The webcomics blog about webcomics

Now That’s What I Call A Hiatus

Sure, we’ve seen some epic pauses from webcomics before, but one that goes on for roughly eleven years so that the cartoonist can go to med school and finish a residency? That’s gotta be a first.

I speak, naturally, of Kidnapped By Gnomes, which started somewhere in the first half of 2007, hit 100 strips that October, stuck around until 2009, eked out a few more strips over the next year, and finally just … went away.

Until a sudden realization on the part of Ed (the blue one) and Wilson (the purple fuzzy one) that a lot has happened and maybe they need to get back to it. So KBG’s two most recent strips dropped this morning, with a Tuesday-Thursday schedule starting next week. Creator Kathy Peterson — Doctor Peterson if you’re nasty — dropped me the press release as well as a personal email, noting that I gave her some promotion back at the first launch, and noting that there are some actual storylines in the hopper come the Fall.

We at Fleen welcome Peterson, Wilson, and Ed back to the weird world of webcomics, and hope to see what a doctor’s perspective brings to the laugh-chuckles.

Oh, and in case you were wondering why I used the image up above instead of anything from KBG, it’s because Now That’s What I Call Music vol 31 inspired one of the most cutting turns of phrase — and a terrific running gag — that’s stuck with me for nearly a decade.

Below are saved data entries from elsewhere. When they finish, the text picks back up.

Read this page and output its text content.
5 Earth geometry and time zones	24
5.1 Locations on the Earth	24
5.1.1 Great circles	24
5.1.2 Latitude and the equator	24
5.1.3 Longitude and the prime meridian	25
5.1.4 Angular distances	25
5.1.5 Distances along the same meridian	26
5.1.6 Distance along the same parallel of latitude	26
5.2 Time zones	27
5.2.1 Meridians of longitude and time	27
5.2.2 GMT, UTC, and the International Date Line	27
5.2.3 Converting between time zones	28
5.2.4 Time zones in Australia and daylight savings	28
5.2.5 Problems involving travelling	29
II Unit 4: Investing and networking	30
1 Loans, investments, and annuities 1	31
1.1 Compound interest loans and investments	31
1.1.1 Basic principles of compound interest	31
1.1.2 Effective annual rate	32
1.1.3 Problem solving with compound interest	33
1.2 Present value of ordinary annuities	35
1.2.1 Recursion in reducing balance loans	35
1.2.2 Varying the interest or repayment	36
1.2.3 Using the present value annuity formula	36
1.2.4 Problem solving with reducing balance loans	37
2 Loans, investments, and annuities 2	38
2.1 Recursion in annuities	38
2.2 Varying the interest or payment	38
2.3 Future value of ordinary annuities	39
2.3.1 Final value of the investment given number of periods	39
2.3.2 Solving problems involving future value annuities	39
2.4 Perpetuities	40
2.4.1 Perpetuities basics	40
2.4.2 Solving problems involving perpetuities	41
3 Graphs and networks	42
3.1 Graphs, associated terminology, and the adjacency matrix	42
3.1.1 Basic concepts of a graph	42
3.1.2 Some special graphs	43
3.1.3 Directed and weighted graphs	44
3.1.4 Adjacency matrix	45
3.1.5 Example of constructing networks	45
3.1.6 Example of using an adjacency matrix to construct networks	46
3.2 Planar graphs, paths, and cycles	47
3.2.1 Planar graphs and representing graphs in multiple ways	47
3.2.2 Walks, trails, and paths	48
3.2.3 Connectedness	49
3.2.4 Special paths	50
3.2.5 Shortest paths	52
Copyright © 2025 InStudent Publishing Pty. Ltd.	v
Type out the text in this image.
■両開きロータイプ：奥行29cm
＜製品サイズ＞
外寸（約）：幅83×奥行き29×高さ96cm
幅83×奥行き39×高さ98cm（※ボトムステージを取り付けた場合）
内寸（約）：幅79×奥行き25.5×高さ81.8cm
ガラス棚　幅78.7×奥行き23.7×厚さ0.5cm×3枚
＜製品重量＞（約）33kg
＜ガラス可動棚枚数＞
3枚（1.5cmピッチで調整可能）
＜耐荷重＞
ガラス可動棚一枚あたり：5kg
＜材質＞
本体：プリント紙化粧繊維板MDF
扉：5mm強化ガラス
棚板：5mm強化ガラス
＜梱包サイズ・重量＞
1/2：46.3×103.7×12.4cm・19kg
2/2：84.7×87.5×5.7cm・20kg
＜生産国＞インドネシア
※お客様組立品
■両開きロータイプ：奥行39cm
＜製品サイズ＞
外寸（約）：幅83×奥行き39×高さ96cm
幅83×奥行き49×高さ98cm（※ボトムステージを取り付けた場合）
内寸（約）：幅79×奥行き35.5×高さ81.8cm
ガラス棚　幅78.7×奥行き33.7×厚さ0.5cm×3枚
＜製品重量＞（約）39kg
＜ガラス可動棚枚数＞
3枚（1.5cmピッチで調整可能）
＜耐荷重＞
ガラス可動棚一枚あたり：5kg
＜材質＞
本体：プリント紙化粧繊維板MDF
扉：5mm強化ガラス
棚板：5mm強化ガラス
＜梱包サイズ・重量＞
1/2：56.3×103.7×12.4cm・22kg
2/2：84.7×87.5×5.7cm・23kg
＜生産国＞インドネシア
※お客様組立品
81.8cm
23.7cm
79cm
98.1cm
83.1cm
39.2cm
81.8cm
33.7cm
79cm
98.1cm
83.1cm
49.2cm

In his comprehensive review of NTWICM (or at least the 38 volumes that were available by the time he’d caught up to the end; there’s hundreds of them now), Nathan Rabin at The AV Club had a special dislike for the Black Eyed Peas, which came to the fore in his review of NTWICMv31:

At this point in the series I think we can all agree that the Black Eyed Peas are essentially a four-person advertising agency flimsily masquerading as a pop group. Think of them as the distinguished firm of Hologram Man, Meth Lady, The Other Guy, and The Other Other Guy, Inc.

Chairman and CEO Will.I.Am understands the secret power of irritation better than anyone this side of Ke$ha or Katy Perry. I suspect he just wanders around wherever the hell he lives (for some reason I see him living in a penthouse suite at the Trump Tower in Las Vegas and having a walk-in closet full of nothing but fur boots) with a Casio keyboard, randomly hitting various notes until whoever he’s with can’t take it anymore and finally blurts out, “Jesus fucking Christ! That is so fucking annoying! Can you cut that out? That has to be the most obnoxious noise I’ve ever heard.”

That’s when Will.I.Am knows he has a hit. After discerning the most irritating possible melody imaginable, Will.I.Am then moves on to the next step in the songwriting process. He heads down to the lyrics lab of Hologram Man, Meth Lady, The Other Guy, and The Other Other Guy, Inc., where scientists with clipboards monitor crazy homeless men around the clock and write down their most annoying patter. Once the most irritating possible melody is married to the most obnoxious conceivable lyric, the song is given to Fergie and the horrible-ification process is complete.

Some day, I hope to write something that enduring, and I wanted to share its glory with all of you.


Spam of the day:

This is bigger and more dangerous than we are being told And it’s headed to YOUR neighborhood…

This is a scarespam meant to engender panic about the novel coronavirus, when so much of its impact could be blunted by wearing a damn mask and avoiding crowded, indoor spaces. Know who agrees with me? Kathy Peterson, an actual doctor!